Frank Astor: Glück liegt im Sinne des Betrachters.  Foto: B. Rindle
Frank Astor: Glück liegt im Sinne des Betrachters. Foto: B. Rindle © Foto: Rindle
Neu-Ulm / Bernd Rindle 10.12.2016

Mit dem Glück ist es so eine Sache. Die einen haben’s, die anderen nicht. Manche haben Glück und bemerken es nicht, nicht wenige streben danach, meinen aber Geld. Frank Astor meint, dass jeder für sein Glück selbst verantwortlich ist.
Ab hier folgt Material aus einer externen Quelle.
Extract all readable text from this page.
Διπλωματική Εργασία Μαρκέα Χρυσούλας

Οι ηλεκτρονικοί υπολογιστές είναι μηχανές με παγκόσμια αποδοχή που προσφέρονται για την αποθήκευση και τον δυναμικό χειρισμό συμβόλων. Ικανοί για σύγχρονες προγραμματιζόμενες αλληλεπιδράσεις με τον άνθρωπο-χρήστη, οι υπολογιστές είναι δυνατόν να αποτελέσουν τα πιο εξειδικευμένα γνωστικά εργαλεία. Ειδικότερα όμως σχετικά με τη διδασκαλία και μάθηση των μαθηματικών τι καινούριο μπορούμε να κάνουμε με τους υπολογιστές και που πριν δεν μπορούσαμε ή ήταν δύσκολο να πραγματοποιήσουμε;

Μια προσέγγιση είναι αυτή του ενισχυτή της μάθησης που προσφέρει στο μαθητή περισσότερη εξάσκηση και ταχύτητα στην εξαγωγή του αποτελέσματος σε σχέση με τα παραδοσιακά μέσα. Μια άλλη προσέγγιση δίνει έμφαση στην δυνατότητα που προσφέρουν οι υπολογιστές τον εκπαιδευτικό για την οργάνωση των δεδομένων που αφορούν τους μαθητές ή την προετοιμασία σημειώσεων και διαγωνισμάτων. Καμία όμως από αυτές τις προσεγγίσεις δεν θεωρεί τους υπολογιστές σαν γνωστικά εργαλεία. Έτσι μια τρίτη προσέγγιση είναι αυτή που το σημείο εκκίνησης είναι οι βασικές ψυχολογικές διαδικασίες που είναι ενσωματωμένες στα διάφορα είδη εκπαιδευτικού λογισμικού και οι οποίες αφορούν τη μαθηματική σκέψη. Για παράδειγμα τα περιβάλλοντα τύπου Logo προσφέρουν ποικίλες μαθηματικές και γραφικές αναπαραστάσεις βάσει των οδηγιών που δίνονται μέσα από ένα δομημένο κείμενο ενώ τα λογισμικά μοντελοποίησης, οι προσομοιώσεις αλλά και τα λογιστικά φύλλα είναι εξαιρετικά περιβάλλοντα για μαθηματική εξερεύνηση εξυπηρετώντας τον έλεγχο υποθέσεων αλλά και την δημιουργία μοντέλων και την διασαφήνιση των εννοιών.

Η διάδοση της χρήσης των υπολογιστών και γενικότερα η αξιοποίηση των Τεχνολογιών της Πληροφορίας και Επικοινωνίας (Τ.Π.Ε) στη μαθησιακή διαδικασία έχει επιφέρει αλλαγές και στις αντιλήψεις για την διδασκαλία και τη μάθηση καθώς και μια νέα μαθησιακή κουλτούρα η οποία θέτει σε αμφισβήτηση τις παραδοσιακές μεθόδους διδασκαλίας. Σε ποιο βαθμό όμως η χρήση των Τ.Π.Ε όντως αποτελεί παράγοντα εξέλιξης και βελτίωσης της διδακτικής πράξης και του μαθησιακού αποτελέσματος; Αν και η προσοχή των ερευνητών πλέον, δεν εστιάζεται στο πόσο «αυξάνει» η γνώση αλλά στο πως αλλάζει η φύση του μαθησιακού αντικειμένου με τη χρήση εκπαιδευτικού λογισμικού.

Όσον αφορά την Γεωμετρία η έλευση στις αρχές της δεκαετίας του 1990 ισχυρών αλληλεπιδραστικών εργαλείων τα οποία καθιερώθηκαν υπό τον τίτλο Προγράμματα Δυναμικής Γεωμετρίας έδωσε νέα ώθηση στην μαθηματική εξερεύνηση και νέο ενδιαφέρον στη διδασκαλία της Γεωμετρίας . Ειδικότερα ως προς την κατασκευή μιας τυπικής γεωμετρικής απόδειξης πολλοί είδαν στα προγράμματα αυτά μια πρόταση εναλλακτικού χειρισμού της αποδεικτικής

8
Wie auch immer, eines steht fest: Glück hatte, wer im Besitz einer Eintrittskarte für die Hochschule Neu-Ulm war, wo der Business-Kabarettist im Rahmen der SWP-Erfolgsreihe „Südwest-Impuls – Vorsprung durch Wissen“ mit seinem Impulsvortrag zum Thema Motivation und Glück auf der Bühne stand.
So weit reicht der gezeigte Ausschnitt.